Even 20 years ago on the island of Oahu, you could go to your primary doctor on a Marine Corps base on the east side of the island, go to an Army hospital in the center of the island in the afternoon, and go to an Air Force facility in the southern part of the island to pick up your prescriptions later that afternoon, and it was all one record, all one set of documentation, all electronic. That gave me the perspective and the vision for this is how it ought to work in the future. Now, it’s been a long time coming in the rest of healthcare, but we’re getting there.
And a couple of other thoughts is with Providence, I experienced first the wave of managed care on the West Coast in the nineties, which is very similar to what we’re starting to experience with ACOs — hopefully ACOs will go a bit better. And secondly, the coming together of a health system, which is going on all over the country as health systems consolidate, and as they consolidate, trying to figure out who does what, how do governance work and those kinds of issues. I went through that with Providence.
Then at First Consulting Group, I had an interesting job running the outsourcing business for First Consulting, which was my introduction to the use of offshore resources. We had people in Vietnam and India, and being able to use those resources of very smart and passionate people to help our clients in the US was a learning experience.
I’ve talked a bit about my time in Canada, which was also formative in that in a lot of ways, the single payer or jurisdictional health systems that exist in almost the rest of the world outside of the United States, we’re starting to move down that path now — whether we’ll ever get all the way down there, who knows. But a lot of the population-health type of thinking that we’re now experiencing in the US grew out of things that the National Health Service in Great Britain does, along with Singapore and Australia. We’re starting to learn that there are other practices in other parts of the world that might be useful here.

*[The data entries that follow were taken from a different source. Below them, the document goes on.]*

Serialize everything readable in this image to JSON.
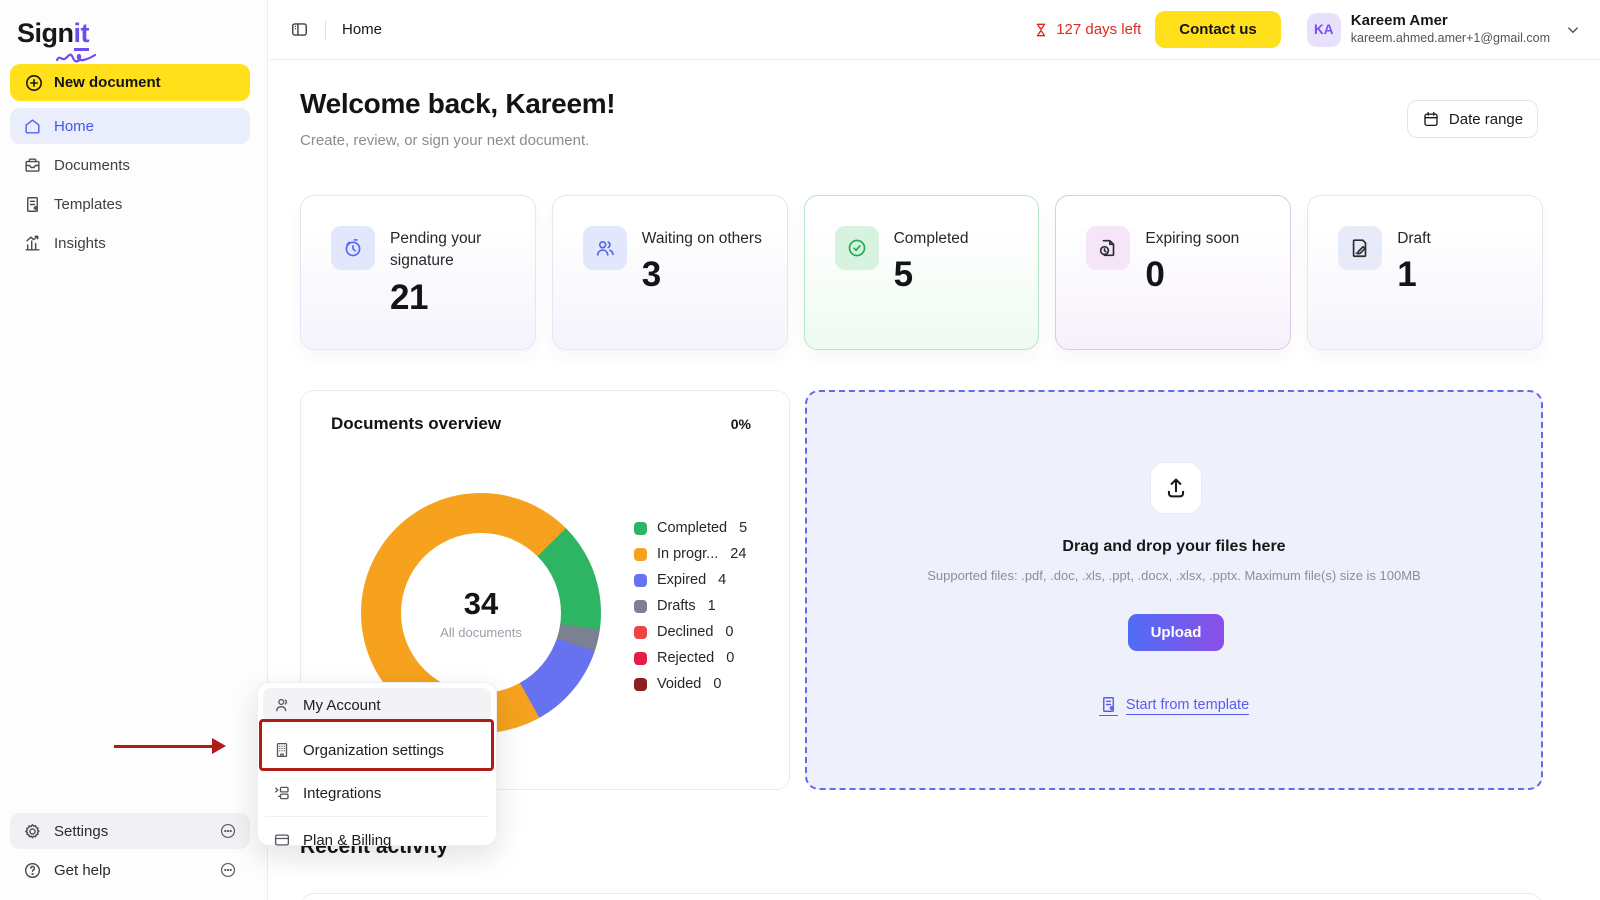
{
  "brand": {
    "name_prefix": "Sign",
    "name_suffix": "it"
  },
  "sidebar": {
    "new_document_label": "New document",
    "items": [
      {
        "label": "Home",
        "active": true
      },
      {
        "label": "Documents",
        "active": false
      },
      {
        "label": "Templates",
        "active": false
      },
      {
        "label": "Insights",
        "active": false
      }
    ],
    "footer_items": [
      {
        "label": "Settings"
      },
      {
        "label": "Get help"
      }
    ]
  },
  "topbar": {
    "breadcrumb": "Home",
    "days_left": "127 days left",
    "contact_label": "Contact us",
    "user": {
      "initials": "KA",
      "name": "Kareem Amer",
      "email": "kareem.ahmed.amer+1@gmail.com"
    }
  },
  "main": {
    "title": "Welcome back, Kareem!",
    "subtitle": "Create, review, or sign your next document.",
    "date_range_label": "Date range",
    "stats": [
      {
        "label": "Pending your signature",
        "value": "21"
      },
      {
        "label": "Waiting on others",
        "value": "3"
      },
      {
        "label": "Completed",
        "value": "5"
      },
      {
        "label": "Expiring soon",
        "value": "0"
      },
      {
        "label": "Draft",
        "value": "1"
      }
    ],
    "recent_activity_title": "Recent activity"
  },
  "chart_data": {
    "type": "pie",
    "variant": "donut",
    "title": "Documents overview",
    "percent_label": "0%",
    "center_value": "34",
    "center_label": "All documents",
    "start_angle_deg": 45,
    "draw_order": [
      "Completed",
      "Drafts",
      "Expired",
      "In progr...",
      "Declined",
      "Rejected",
      "Voided"
    ],
    "legend_position": "right",
    "series": [
      {
        "name": "Completed",
        "value": 5,
        "color": "#2eb564"
      },
      {
        "name": "In progr...",
        "value": 24,
        "color": "#f6a21e"
      },
      {
        "name": "Expired",
        "value": 4,
        "color": "#6672ef"
      },
      {
        "name": "Drafts",
        "value": 1,
        "color": "#7b8190"
      },
      {
        "name": "Declined",
        "value": 0,
        "color": "#ee4444"
      },
      {
        "name": "Rejected",
        "value": 0,
        "color": "#e11d48"
      },
      {
        "name": "Voided",
        "value": 0,
        "color": "#8f1d1d"
      }
    ]
  },
  "upload": {
    "title": "Drag and drop your files here",
    "subtitle": "Supported files: .pdf, .doc, .xls, .ppt, .docx, .xlsx, .pptx. Maximum file(s) size is 100MB",
    "button_label": "Upload",
    "template_link": "Start from template"
  },
  "context_menu": {
    "items": [
      {
        "label": "My Account"
      },
      {
        "label": "Organization settings"
      },
      {
        "label": "Integrations"
      },
      {
        "label": "Plan & Billing"
      }
    ]
  },
  "colors": {
    "brand_yellow": "#ffe01a",
    "accent_indigo": "#4356f0",
    "alert_red": "#e02a1d",
    "annotation_red": "#ae1e17",
    "upload_gradient_start": "#4f6df5",
    "upload_gradient_end": "#8b4fe8"
  }
}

Gamble: That’s really interesting. You have all these different experiences and you gain things along the way. Now, you had mentioned that one of the reasons that you came to UVA was for work in analytics and you’ve been there about a year or so?
Skinner: About a year and a half.
Gamble: A year and a half. Was it a good transition as far as moving to Virginia?
Skinner: The winters are certainly a lot better than in Toronto, I have to say that, even though I’m a big skier. For one, the community here is lovely. It’s a great place to live. Secondly, my goal in coming to the University of Virginia Health System was to return to the frontline of information and technology support in health care. Just this morning, I’ve been up in the OR for a while, in a clinic for a while, and in a senior executive meeting. I wanted to return to a place where my discipline, information and technology, could really make a difference in the frontline provision of health care. I don’t know if I’ve made a difference or not, but certainly there’s the opportunity here to do that.
Gamble: Alright, well, I know we’ve touched on a lot of the things you’re working on. I don’t know if there was anything else you wanted to add, but I definitely would like to check back with you down the road and talk about the analytics and everything that you have going on.
Skinner: Sure, that would be great. Hopefully, I’ll have some updates for you.
Gamble: Thank you so much for taking the time to speak with me. I really appreciate it. It sounds like you have a lot of interesting things going on down there.
Skinner: It’s a great place to work, and there’s certainly no end of good opportunities.
Gamble: All right. Thank you so much, and I hope to speak with you again.
Skinner: Okay, sounds good. Thank you.